Mestre Sanhaçu
O sanhaço desceu no galho da mangueira em frente à janela do escritório, ainda há pouco. Cheguei cedo ao serviço, às sete da manhã e a primeira coisa que vi ao abrir a janela foi a plumagem azul-acinzentada dele. No caminho , quando vinha, escutei no rádio que os termômetros marcavam nove graus de temperatura, início de inverno. São Paulo está ainda mais fria. A rua ali fora é agitada, mão dupla, ruidosa, mas há árvores no canteiro central e na calçada. Que sorte desses bichos de pena que ainda tem onde se abrigarem nesse tanto de concreto e asfalto.

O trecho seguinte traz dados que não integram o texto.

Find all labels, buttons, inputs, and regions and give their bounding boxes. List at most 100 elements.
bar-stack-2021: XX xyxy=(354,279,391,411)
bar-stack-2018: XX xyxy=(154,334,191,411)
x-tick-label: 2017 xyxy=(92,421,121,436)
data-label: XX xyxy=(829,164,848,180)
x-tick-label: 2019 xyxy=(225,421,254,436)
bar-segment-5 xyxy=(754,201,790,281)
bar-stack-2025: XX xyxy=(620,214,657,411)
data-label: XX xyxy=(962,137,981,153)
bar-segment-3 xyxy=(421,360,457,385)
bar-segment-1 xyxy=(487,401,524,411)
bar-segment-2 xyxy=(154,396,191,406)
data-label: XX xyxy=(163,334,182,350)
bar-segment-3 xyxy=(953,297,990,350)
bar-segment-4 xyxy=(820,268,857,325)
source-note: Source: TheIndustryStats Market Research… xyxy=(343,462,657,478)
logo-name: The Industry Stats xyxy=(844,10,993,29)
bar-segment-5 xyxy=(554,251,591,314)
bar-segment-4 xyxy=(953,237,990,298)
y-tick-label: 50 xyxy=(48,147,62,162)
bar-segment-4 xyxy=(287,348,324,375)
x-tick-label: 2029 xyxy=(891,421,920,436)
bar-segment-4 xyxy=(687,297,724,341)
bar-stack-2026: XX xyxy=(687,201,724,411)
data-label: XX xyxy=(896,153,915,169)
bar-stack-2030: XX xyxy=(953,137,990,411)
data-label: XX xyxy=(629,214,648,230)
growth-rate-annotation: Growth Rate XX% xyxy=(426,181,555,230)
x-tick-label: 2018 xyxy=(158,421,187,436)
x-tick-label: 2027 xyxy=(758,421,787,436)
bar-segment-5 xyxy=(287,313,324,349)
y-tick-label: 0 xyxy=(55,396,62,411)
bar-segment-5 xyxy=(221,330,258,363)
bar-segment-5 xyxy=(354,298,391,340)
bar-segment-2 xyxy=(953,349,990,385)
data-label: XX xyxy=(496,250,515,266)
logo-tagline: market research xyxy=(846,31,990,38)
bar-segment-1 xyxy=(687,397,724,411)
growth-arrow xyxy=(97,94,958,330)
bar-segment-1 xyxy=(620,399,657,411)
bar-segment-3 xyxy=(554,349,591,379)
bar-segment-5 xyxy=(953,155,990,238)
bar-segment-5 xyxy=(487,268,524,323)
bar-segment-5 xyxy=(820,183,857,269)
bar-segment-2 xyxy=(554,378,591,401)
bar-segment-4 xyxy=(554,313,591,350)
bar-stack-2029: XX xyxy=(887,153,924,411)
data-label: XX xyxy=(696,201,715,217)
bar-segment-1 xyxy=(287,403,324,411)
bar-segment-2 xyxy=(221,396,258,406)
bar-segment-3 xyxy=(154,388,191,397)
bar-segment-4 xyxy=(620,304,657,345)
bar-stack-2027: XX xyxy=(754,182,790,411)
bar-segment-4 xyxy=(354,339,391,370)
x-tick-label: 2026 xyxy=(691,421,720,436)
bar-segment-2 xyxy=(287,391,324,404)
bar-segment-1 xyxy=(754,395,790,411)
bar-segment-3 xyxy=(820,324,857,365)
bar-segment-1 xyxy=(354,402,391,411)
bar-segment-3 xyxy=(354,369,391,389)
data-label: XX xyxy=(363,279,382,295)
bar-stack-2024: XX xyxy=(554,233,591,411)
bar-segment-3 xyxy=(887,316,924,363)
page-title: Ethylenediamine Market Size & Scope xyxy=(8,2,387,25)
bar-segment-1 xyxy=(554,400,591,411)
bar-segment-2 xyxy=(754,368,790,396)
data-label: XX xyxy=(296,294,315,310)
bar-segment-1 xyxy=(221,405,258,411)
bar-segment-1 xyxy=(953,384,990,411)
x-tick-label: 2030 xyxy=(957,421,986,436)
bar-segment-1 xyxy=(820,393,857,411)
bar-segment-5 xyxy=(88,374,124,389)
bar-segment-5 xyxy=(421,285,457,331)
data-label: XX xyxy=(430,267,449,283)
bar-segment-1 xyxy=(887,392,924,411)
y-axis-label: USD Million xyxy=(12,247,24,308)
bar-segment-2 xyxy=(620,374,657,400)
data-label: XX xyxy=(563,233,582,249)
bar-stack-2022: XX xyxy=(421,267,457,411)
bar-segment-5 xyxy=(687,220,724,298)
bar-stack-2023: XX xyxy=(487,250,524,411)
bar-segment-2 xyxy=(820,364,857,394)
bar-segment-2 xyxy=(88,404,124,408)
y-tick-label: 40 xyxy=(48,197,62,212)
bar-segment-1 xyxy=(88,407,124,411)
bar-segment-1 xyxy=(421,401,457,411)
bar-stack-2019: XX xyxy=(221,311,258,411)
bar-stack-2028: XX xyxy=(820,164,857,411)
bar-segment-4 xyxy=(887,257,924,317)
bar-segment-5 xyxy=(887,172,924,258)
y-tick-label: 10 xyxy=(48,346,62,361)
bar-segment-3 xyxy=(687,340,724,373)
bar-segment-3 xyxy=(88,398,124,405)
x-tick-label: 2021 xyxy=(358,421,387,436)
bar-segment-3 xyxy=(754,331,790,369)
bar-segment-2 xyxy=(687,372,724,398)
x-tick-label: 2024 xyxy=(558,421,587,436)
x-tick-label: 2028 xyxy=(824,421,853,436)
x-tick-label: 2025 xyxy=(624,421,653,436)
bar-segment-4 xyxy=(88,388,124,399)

Não é preciso muito pra viver, o bicho mora na árvore e se alimenta do que o mundo generosamente produz, tira só o necessário. Enquanto isso a especulação imobiliária comprime o espaço entre paredes e o vende a preço de ouro. A comida é fast-food em embalagens de lata, papel, papelão ou plástico e perde a sua essência. As distâncias são suprimidas pela velocidade, mas o calor humano pela virtualidade. Os postos de gasolina brotam como erva daninha e o ar é tragado pelo petróleo. Nessa equação muito é sempre pouco e a riqueza material de poucos é assentada na miséria de muitos. O deus mercado pastoreia e do capim, não sobra nem a raiz... o que brotará depois?

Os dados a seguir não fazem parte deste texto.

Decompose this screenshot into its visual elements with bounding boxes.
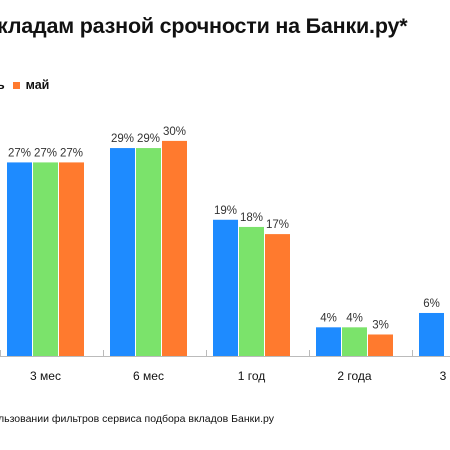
x-tick-label-3: 2 года — [337, 369, 372, 383]
bar-series-3-1 — [162, 140, 187, 356]
legend-series-3-label: май — [25, 78, 50, 92]
data-label-series-1-1: 29% — [111, 133, 134, 145]
data-label-series-1-2: 19% — [214, 205, 237, 217]
data-label-series-2-1: 29% — [137, 133, 160, 145]
bar-series-3-2 — [265, 234, 290, 356]
data-label-series-2-2: 18% — [240, 212, 263, 224]
bar-series-1-1 — [110, 148, 135, 356]
chart-footnote: льзовании фильтров сервиса подбора вклад… — [0, 413, 274, 425]
x-tick-label-2: 1 год — [238, 369, 266, 383]
bar-series-1-4 — [419, 312, 444, 356]
bar-series-1-0 — [7, 162, 32, 356]
legend-swatch-series-3 — [12, 81, 20, 89]
x-tick-label-0: 3 мес — [30, 369, 61, 383]
chart-title: кладам разной срочности на Банки.ру* — [0, 14, 408, 38]
bar-series-1-3 — [316, 327, 341, 356]
bar-series-1-2 — [213, 219, 238, 356]
data-label-series-1-4: 6% — [423, 298, 440, 310]
bar-series-2-0 — [33, 162, 58, 356]
bar-series-2-3 — [342, 327, 367, 356]
bar-series-2-2 — [239, 226, 264, 356]
chart-legend: ль май — [0, 78, 57, 92]
legend-series-1-label: ль — [0, 78, 5, 92]
data-label-series-2-3: 4% — [346, 312, 363, 324]
data-label-series-2-0: 27% — [34, 147, 57, 159]
x-tick-label-1: 6 мес — [133, 369, 164, 383]
data-label-series-3-0: 27% — [60, 147, 83, 159]
data-label-series-1-0: 27% — [8, 147, 31, 159]
legend-item-series-3: май — [12, 78, 50, 92]
data-label-series-3-2: 17% — [266, 219, 289, 231]
legend-item-series-1: ль — [0, 78, 5, 92]
data-label-series-3-3: 3% — [372, 319, 389, 331]
x-tick-label-4: 3 — [440, 369, 447, 383]
data-label-series-3-1: 30% — [163, 126, 186, 138]
bar-series-3-0 — [59, 162, 84, 356]
data-label-series-1-3: 4% — [320, 312, 337, 324]
bar-series-3-3 — [368, 334, 393, 356]
bar-series-2-1 — [136, 148, 161, 356]
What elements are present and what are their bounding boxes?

O frio que fere não vem desse ar polar que invade a cidade, vem dos CPF e CNPJ e suas almas precificadas. O super-homem tem alma de gelo e busca a sua existência nas ofertas do mercado. No ter cada vez mais a conta não fecha. Coisas como a luz do sol, a lua e as estrela, o ar e as água das chuvas não se compra por ai, o sanhaço sabe bem disso. Ele não tem nada, ele é apenas um ser no galho de uma árvore em meio ao caos antropofágico.
Tem-se muito que aprender com o sanhaço, ter o suficiente para que todos possam ser.